Update: Statement on NHLBI decision to resume participant enrollment in the Pilot and Feasibility Study of Hematopoietic Stem Cell Gene Transfer for Sickle Cell Disease
December 27, 2021
On Feb. 17, 2021, out of an abundance of caution and concern for patient safety, the National Heart, Lung, and Blood Institute (NHLBI), part of NIH, placed an administrative hold on an NHLBI-funded trial at the Boston Children’s Hospital, the Pilot and Feasibility Study of Hematopoietic Stem Cell Gene Transfer for Sickle Cell Disease. Following a review of the recommendation of the NHLBI Gene and Cell Therapy Data and Safety Monitoring Board (DSMB), which was informed by a thorough examination of safety information and extensive expert consultations, NHLBI lifted the study’s administrative hold and resumed enrollment on Dec. 1, 2021.
During the period the trial was on hold, NHLBI took several important steps to further ensure the safety of research participants and the scientific integrity of the research. Specifically, NHLBI performed a comprehensive assessment of available safety information, including convening, and soliciting input from multidisciplinary scientific and clinical perspectives, as well as patient perspectives. The assessment involved:
- reviewing safety data and analyses from the bluebird bio, Inc. trial, which was suspended on Feb. 16, 2021, due to questions (later resolved) about myeloid neoplasms following gene therapy of two of their research participants;
- convening a special panel of hematology-oncology specialists, scientific experts in a wide range of relevant fields; and
- engaging in consultations with key scientific and patient groups.
The insights gained through these deliberations enabled the investigators to supplement their existing plans to further minimize risks to research participants (Risk Mitigation Plan). This plan has since been reviewed by the DSMB and the U.S. Food and Drug Administration (FDA) and was implemented for screening potential participants and following up participants already enrolled.
The Risk Mitigation Plan was reviewed carefully by an independent panel of cancer genomics experts. These experts provided their findings to the study’s DSMB on Sept. 10, 2021, for review. Following its review of this panel’s report and other data, the DSMB recommended lifting the administrative hold placed on the trial. The NHLBI accepted the recommendation. Currently, investigators are taking the following actions:
- engaging actively in the development of a risk mitigation plan for use in clinical trials across the Cure Sickle Cell Initiative;
- continuing to conduct vector integration site analysis as a standard element of surveillance testing in all participants following product administration;
- committing to sharing data in keeping with the policies and practices of the Cure Sickle Cell Initiative to help inform the field at large; and
- ensuring continued and clear communication to trial participants about the return of research results, which should incorporate independent genetic counseling to facilitate the participants’ understanding of research results.

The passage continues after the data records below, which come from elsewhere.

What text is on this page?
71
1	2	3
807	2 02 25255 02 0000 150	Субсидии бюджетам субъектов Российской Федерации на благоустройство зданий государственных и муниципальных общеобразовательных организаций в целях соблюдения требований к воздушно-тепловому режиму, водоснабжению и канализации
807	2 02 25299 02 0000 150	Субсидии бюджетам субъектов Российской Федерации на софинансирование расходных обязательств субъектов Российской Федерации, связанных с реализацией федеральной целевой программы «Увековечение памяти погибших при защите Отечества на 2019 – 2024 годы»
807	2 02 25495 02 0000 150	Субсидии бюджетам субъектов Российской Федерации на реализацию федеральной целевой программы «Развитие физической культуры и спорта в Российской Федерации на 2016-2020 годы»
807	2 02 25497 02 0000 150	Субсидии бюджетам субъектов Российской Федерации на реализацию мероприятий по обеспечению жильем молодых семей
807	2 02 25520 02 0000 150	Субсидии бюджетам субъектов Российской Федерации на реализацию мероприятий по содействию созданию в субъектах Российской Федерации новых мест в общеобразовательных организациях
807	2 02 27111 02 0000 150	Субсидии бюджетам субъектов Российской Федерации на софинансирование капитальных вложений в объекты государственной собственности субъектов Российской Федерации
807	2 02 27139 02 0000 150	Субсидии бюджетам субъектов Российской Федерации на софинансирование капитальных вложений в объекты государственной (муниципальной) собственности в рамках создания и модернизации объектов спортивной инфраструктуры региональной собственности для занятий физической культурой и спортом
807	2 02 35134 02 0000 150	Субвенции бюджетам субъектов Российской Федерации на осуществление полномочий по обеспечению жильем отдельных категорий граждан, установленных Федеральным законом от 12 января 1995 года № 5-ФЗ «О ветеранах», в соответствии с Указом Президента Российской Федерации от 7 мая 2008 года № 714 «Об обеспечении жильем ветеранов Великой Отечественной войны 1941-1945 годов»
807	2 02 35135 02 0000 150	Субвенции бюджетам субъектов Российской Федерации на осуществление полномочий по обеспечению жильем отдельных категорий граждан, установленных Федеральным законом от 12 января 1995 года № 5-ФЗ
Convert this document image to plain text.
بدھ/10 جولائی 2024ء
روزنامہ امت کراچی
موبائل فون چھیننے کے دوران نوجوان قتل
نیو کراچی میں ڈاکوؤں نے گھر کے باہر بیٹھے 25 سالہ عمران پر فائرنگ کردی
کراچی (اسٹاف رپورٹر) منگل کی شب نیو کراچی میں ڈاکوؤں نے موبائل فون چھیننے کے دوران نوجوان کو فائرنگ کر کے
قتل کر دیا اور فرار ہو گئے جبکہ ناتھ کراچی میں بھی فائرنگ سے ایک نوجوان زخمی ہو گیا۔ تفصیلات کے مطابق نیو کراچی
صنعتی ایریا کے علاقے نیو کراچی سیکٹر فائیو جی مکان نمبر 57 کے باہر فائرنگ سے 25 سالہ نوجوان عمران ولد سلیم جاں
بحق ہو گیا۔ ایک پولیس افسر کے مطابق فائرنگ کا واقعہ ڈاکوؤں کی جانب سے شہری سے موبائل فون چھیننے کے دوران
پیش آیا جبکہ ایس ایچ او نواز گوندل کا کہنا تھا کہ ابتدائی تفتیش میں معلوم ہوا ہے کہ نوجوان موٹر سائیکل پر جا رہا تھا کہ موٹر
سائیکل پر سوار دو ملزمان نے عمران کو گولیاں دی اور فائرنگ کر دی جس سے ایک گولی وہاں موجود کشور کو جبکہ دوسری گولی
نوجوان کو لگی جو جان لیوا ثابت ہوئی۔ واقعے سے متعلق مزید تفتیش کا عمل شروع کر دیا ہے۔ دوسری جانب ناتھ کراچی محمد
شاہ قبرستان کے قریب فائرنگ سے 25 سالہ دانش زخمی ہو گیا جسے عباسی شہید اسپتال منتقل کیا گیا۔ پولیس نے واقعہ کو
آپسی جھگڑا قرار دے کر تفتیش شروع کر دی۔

NHLBI remains committed in its pursuit of a cure for sickle cell disease. We will continue communicate any updates as necessary.
Statement on NHLBI decision to pause the Pilot and Feasibility Study of Hematopoietic Stem Cell Gene Transfer for Sickle Cell Disease
February 22, 2021
On Feb. 16, 2021, bluebird bio, Inc. suspended its clinical trial exploring the curative potential of genetic therapy for sickle cell disease using its lentiviral vector (gene therapy delivery system), because two research participants in this trial developed myeloid neoplasms following gene therapy. Out of an abundance of caution, on Feb. 17, 2021, the National Heart, Lung, and Blood Institute (NHLBI), part of the NIH, paused participant enrollment and gene transfers in an NHLBI-funded trial at the Boston Children’s Hospital, Pilot and Feasibility Study of Hematopoietic Stem Cell Gene Transfer for Sickle Cell Disease. Since this trial began in February 2018, nine individuals with sickle cell disease have been treated. The Boston Children’s trial uses a different, yet related, vector, and targets a different gene than those used in the bluebird bio, Inc. trial. However, despite having no indications of such harm in the Boston Children’s trial, NHLBI is taking this action following the announcement that bluebird bio, Inc. temporarily suspended its study.
For more than a decade, gene therapy has been considered a promising approach to a cure for sickle cell disease. Lentiviral vectors have been a critical part of the process, as they are used to deliver a therapeutic gene into blood producing stem cells in the bone marrow. This therapy results in the production of healthy (or normal) hemoglobin in red blood cells.
The Institute has requested that its Data and Safety Monitoring Board (DSMB) conduct an independent safety review of the NHLBI-funded Boston Children’s Hospital. Patient volunteers and their safety are the highest priority in any research endeavor, and their participation is the foundation for scientific progress. NHLBI recognizes and honors the important contributions of these and all clinical research volunteers in advancing science toward a cure for this disease.
NHLBI remains committed in its pursuit of a cure for sickle cell disease. The Institute will reassess this pause following a thorough review of the Boston Children’s Hospital study by the DSMB and input from the U.S. Food and Drug Administration, which provides regulatory oversight of all gene therapy in the United States.